I will sketch the strategy, which requires some (long) manipulations. This counting can be done at least theoretically by generating functions, and then use Lagrange inversion formula to get the desired result. Let $T(x)$ be the generating function for rooted labelled trees. Then it is well known that it satisfies the following equation:

$$T(x)=x \exp(T(x))=x \sum_{j\geq 0} \frac{T(x)^j}{j!}.$$ This joint with Cayley formula gives Cayley formula for rooted trees, and then multiplying by $n$ of general labelled trees on $n$ vertices (n^{n-2}).

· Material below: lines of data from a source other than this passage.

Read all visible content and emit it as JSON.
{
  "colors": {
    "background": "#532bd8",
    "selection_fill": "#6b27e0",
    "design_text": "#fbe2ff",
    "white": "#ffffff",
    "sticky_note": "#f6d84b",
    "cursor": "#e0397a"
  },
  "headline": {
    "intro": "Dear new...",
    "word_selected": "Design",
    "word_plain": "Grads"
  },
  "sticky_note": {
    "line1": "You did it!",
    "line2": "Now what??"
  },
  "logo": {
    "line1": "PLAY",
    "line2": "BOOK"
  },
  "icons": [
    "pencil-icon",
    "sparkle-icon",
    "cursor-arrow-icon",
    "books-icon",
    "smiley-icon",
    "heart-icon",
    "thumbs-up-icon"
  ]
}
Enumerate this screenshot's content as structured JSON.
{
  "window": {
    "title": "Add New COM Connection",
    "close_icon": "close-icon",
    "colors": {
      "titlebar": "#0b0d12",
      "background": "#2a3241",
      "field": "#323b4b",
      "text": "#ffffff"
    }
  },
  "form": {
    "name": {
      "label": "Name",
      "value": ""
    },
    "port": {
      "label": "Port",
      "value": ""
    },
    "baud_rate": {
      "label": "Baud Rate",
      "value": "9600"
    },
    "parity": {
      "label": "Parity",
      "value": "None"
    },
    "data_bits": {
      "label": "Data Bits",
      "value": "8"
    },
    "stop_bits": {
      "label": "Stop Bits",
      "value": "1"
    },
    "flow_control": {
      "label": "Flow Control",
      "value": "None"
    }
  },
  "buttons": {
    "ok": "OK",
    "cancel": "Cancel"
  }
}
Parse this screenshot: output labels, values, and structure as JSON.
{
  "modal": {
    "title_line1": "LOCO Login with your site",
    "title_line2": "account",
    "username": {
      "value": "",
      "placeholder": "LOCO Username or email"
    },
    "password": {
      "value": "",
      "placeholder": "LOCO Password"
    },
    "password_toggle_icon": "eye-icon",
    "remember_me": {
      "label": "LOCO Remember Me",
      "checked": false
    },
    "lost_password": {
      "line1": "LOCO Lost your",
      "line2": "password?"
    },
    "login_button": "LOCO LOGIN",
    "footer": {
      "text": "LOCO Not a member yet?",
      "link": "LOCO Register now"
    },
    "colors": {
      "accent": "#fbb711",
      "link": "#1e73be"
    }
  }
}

Now, we only need to count trees without vertices of degree $k$ (Note that necessarily $k>1$: when $k=1$ we always have vertices of degree $1$).

In order to do so, we refine the previous counting. When rooting we have to be careful with the degree of the root vertex. So:

1.- We count first (rooted) trees where any vertex different from the root vertex has degree different from $k$. This is counted by the generating function:

$$T_k(x)=x \left(\exp(T_k(x))-\frac{T_k(x)^{k-1}}{(k-1)!}\right)$$

2.- The problem for $T_k(x)$ is that the root vertex could have degree $k$ (from the specification it does not have degree $k-1$). So we can now define the rooted family we want as:

$U_k(x)=x\left(\exp(T_k(x))-\frac{T_k(x)^k}{k!}\right)$

3.- Now we need to unroot the tree. IN the labelled case is straightforward and gives $U_k(x)-U_k(x)^2/2$.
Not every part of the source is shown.